César est à peine à Rimini, et la grande nouvelle court déjà l'Italie. Jamais coup de foudre, éclatant dans un ciel serein, ne produisit un pareil effet. La prise d'Ariminium, suivant l'expression de Plutarque, ouvrait toutes les portes de la guerre, et sur terre et sur mer. Les villes mêmes semblaient s'arracher de leurs fondements pour fuir devant cette invasion sacrilège, et Rome se trouva comme inondée d'un déluge de gens qui s'y réfugiaient. Ce qui dominait dans toutes les âmes, ce n'était ni l'indignation, ni la douleur, ni le respect des lois violées, c'était la peur. On prenait César pour un Sylla, et l'on redoutait sa vengeance. Mais c'était lui faire injure, et il l'allait prouver bientôt.

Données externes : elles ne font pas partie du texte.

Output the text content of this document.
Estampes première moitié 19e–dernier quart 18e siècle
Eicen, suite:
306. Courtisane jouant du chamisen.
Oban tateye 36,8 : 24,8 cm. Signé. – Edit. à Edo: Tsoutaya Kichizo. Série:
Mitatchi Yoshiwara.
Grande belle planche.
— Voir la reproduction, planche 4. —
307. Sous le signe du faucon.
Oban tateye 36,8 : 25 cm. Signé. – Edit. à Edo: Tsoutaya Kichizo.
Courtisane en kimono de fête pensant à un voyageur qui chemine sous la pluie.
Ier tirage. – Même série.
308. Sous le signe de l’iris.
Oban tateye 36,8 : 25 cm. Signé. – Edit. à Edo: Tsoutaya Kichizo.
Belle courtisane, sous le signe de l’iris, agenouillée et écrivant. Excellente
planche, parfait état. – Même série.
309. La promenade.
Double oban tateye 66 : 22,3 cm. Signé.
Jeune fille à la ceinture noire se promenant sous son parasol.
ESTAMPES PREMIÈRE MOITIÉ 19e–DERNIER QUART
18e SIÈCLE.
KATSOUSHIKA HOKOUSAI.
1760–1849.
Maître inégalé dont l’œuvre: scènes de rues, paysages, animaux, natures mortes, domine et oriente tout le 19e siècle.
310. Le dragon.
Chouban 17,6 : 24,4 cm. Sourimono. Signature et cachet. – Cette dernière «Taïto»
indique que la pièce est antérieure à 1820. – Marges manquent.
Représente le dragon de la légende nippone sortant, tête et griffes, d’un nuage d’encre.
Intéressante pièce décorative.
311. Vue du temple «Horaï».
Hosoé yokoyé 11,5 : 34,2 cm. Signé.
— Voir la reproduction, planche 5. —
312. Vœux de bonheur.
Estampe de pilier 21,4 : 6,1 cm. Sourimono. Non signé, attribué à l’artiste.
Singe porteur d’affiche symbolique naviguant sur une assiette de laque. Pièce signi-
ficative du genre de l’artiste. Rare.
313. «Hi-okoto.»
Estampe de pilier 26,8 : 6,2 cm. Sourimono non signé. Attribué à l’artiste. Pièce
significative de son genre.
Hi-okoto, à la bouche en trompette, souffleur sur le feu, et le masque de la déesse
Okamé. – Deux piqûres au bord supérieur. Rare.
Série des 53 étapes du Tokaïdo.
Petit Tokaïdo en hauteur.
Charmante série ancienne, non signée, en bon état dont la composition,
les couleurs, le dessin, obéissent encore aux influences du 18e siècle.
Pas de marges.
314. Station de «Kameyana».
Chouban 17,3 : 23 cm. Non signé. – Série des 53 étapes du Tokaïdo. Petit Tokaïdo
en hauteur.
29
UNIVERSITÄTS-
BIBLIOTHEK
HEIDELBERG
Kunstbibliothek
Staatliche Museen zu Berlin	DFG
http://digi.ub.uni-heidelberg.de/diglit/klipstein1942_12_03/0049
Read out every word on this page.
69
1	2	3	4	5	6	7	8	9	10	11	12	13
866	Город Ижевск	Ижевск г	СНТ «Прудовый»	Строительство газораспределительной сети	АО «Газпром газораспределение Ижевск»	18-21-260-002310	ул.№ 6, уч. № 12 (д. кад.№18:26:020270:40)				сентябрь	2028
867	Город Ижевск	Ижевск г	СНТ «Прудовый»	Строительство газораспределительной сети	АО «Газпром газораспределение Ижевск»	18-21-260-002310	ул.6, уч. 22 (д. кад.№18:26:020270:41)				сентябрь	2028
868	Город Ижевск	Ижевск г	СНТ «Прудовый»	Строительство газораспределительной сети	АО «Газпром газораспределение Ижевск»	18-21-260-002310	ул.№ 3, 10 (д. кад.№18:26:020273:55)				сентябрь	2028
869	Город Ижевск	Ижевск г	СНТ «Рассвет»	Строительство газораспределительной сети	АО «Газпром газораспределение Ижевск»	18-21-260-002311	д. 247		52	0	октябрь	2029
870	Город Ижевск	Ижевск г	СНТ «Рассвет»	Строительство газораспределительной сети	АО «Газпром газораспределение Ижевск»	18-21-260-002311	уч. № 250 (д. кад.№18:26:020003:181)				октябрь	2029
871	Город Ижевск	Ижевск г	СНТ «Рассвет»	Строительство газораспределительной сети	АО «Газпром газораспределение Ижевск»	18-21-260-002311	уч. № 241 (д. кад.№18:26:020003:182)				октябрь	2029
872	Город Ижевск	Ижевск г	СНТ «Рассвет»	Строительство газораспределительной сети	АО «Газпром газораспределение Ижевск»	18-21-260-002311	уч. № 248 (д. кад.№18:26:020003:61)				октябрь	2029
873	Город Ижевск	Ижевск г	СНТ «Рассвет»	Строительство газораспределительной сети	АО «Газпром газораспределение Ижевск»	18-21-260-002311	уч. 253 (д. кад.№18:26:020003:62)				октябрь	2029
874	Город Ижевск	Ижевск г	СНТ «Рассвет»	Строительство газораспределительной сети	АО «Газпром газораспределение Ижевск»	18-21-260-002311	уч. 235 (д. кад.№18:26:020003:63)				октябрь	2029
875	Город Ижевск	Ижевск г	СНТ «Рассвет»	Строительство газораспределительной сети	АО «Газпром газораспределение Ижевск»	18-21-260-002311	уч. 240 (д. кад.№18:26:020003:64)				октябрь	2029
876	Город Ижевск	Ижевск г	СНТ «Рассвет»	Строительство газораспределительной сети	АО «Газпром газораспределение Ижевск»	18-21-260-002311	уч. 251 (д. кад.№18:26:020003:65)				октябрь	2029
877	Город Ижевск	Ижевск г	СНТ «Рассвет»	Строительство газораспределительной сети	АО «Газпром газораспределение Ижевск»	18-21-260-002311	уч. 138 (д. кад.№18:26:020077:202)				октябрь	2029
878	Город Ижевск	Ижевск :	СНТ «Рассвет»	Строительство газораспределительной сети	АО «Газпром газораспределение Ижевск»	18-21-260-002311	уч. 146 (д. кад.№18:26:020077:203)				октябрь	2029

Ses soldats, entraînés, ont cédé à la fin, mais seulement quand il leur a fait voir Antoine et Cassius encore déguisés en esclaves, et la sainteté du tribunat violée en leur personne ; ils ont promis de le suivre partout où il voudrait les mener. Il approche, et chacun croit déjà le voir aux portes de la ville, traînant après lui avec ses légions la barbarie toute entière. Il approche et tout fuit, même Pompée, pliant sous le poids de ses fautes et sous les reproches que chacun lui adresse. Frappe du pied, il en est temps, Pompée ! ose lui dire Favonius en plein sénat. Il a une armée, une flotte, des ressources inépuisables, et il fuit, avec les consuls et le sénat, entraîné dans le courant de la peur universelle. Caton, qui depuis longtemps n'a plus d'illusion sur personne, persuade pourtant au sénat de remettre toute l'autorité aux mains de Pompée.

Le premier usage qu'en fait celui-ci, c'est de déclarer César ennemi public, d'ordonner au sénat et à tous les magistrats de quitter Rome, sous peine d'être regardés comme rebelles. On dirait que Pompée, en fuyant, emporte avec lui la patrie, et que Rome est mise hors la loi avec César, car chacun s'empresse de la quitter. Des césariens même s'enfuient, comme Pison son beau-père, sans savoir pourquoi, et pour faire comme tout le monde. Labienus, l'un de ses familiers, qui ne l'a pas quitté pendant toute la guerre des Gaules, passe à Pompée ; César s'en venge en lui renvoyant son argent et ses équipages. Rome, abandonnée à elle-même, flotte au hasard, comme un vaisseau sans pilote, et César, par un reste de pudeur, s'abstient quelque temps d'y entrer.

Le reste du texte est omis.